The magical nanny and her charges join the back of a flat race, aboard carousel horses. “Oh, riders, would you be so kind as to let me pass?”.
Wrongly convicted cop Arnie Schwarzenegger races for his life in a field of convicted killers.
Jedi apprentice Anakin Skywalker feels the force to recover from a start-line engine stall. Ben Hur’s Roman chariot race (1959) on steroids.

Another made up sport, this time involving broomsticks and a golden snitch. Harry wins it for Gryffindor against arch rivals Slytherin on his debut.
Ireland beat Bulgaria in the World Cup final, though the horror of a hologram dancing leprechaun takes the edge of the win.

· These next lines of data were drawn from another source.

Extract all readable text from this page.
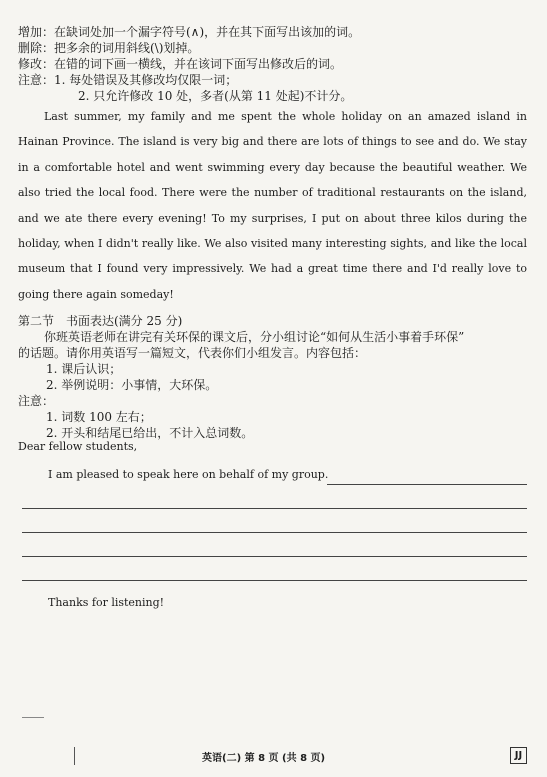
增加：在缺词处加一个漏字符号(∧)，并在其下面写出该加的词。
删除：把多余的词用斜线(\)划掉。
修改：在错的词下画一横线，并在该词下面写出修改后的词。
注意：1. 每处错误及其修改均仅限一词；
2. 只允许修改 10 处，多者(从第 11 处起)不计分。

Last summer, my family and me spent the whole holiday on an amazed island in Hainan Province. The island is very big and there are lots of things to see and do. We stay in a comfortable hotel and went swimming every day because the beautiful weather. We also tried the local food. There were the number of traditional restaurants on the island, and we ate there every evening! To my surprises, I put on about three kilos during the holiday, when I didn't really like. We also visited many interesting sights, and like the local museum that I found very impressively. We had a great time there and I'd really love to going there again someday!

第二节　书面表达(满分 25 分)
你班英语老师在讲完有关环保的课文后，分小组讨论“如何从生活小事着手环保”
的话题。请你用英语写一篇短文，代表你们小组发言。内容包括：
1. 课后认识；
2. 举例说明：小事情，大环保。
注意：
1. 词数 100 左右；
2. 开头和结尾已给出，不计入总词数。
Dear fellow students,
I am pleased to speak here on behalf of my group.
Thanks for listening!
英语(二) 第 8 页 (共 8 页)	JJ
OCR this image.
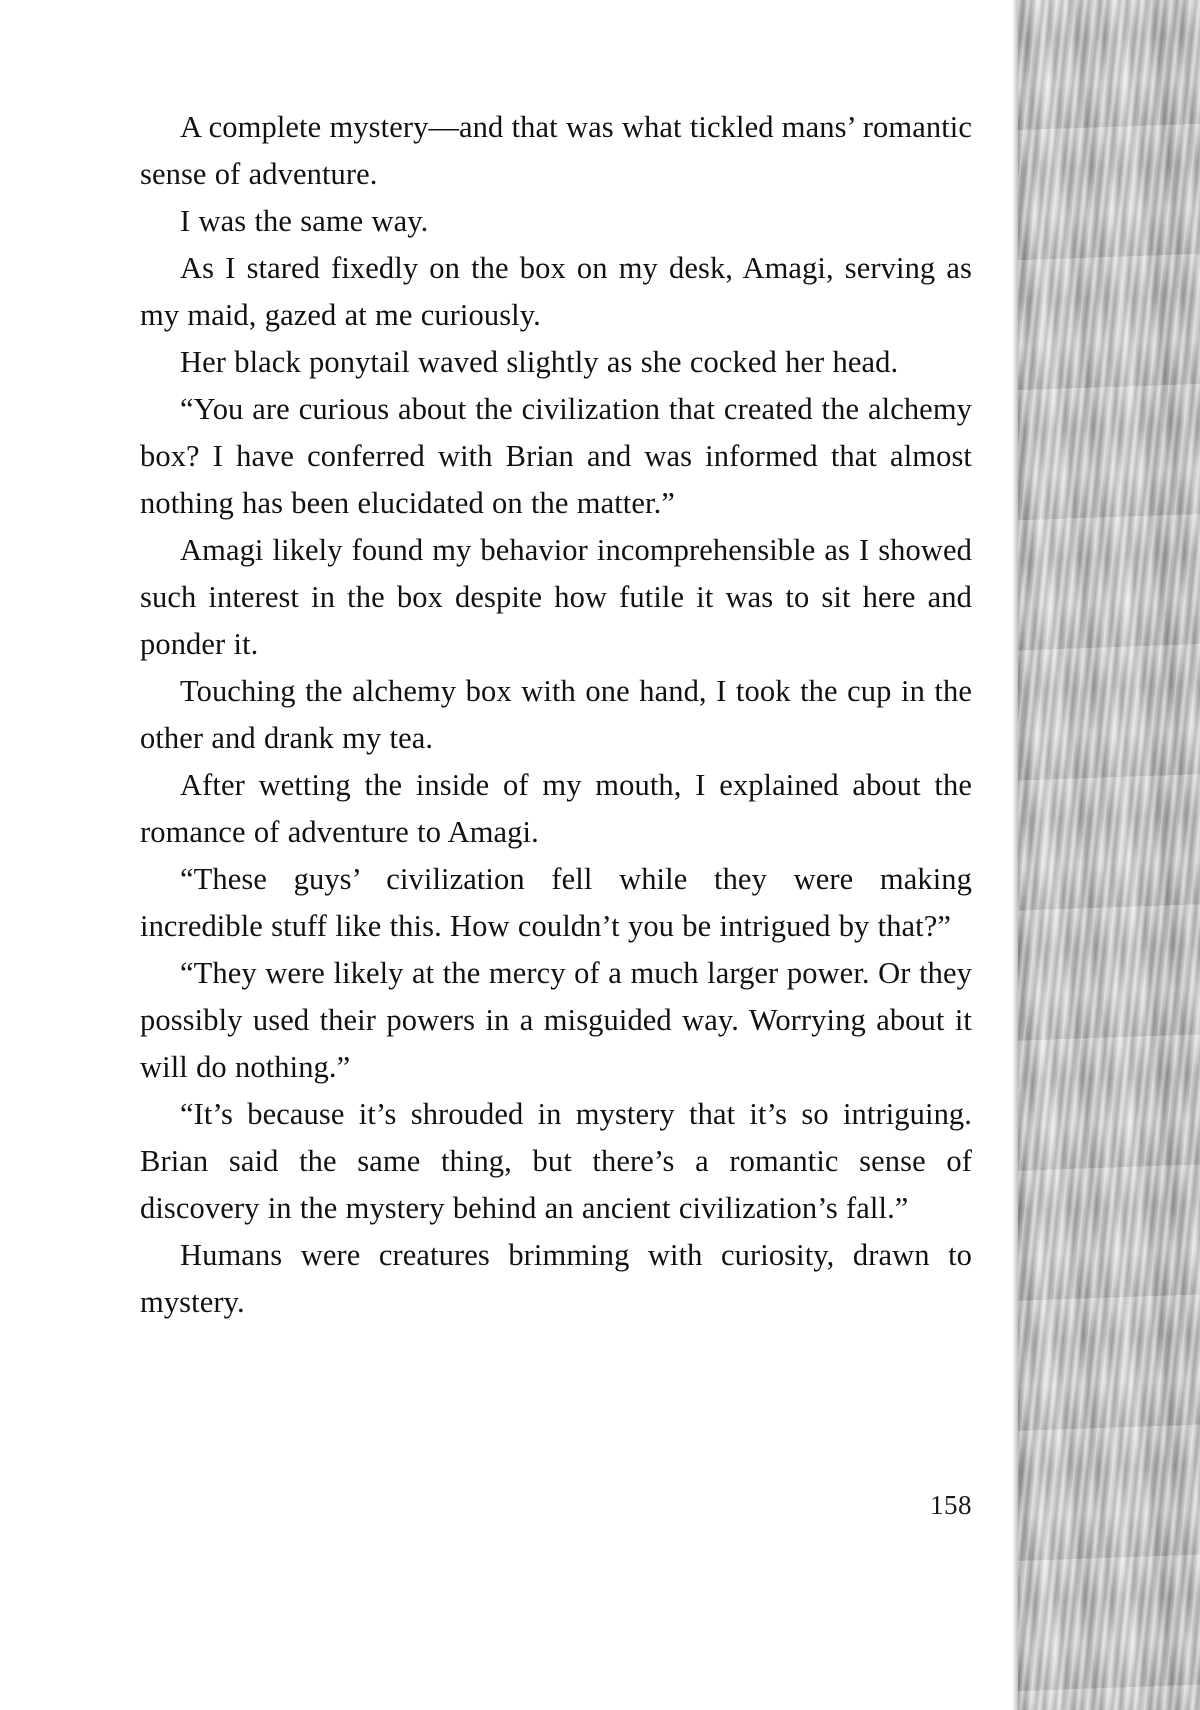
A complete mystery—and that was what tickled mans’ romantic sense of adventure.

I was the same way.

As I stared fixedly on the box on my desk, Amagi, serving as my maid, gazed at me curiously.

Her black ponytail waved slightly as she cocked her head.

“You are curious about the civilization that created the alchemy box? I have conferred with Brian and was informed that almost nothing has been elucidated on the matter.”

Amagi likely found my behavior incomprehensible as I showed such interest in the box despite how futile it was to sit here and ponder it.

Touching the alchemy box with one hand, I took the cup in the other and drank my tea.

After wetting the inside of my mouth, I explained about the romance of adventure to Amagi.

“These guys’ civilization fell while they were making incredible stuff like this. How couldn’t you be intrigued by that?”

“They were likely at the mercy of a much larger power. Or they possibly used their powers in a misguided way. Worrying about it will do nothing.”

“It’s because it’s shrouded in mystery that it’s so intriguing. Brian said the same thing, but there’s a romantic sense of discovery in the mystery behind an ancient civilization’s fall.”

Humans were creatures brimming with curiosity, drawn to mystery.

158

Wes Anderson’s comedy features a Borg-like Richie ‘The Baumer’ Tenenbaum (Luke Wilson) in meltdown at the US Nationals.
Alfred Hitchcock’s last British film features a subplot of two English gents trying to get home for the Old Trafford Test amid murder and intrigue on a train.
Bloody Sunday 1920 revisited.
Playing street ball, a prostrate Christy Brown saves a shot with his head and then smashes home a penalty with his only working limb.
Colm Meaney’s Dessie interrupts his hedge trimming to time the Barrytown Wheelies as they race around the estate.
The Miami Dolphins lose their mascot and a jewel from an AFC championship also goes missing.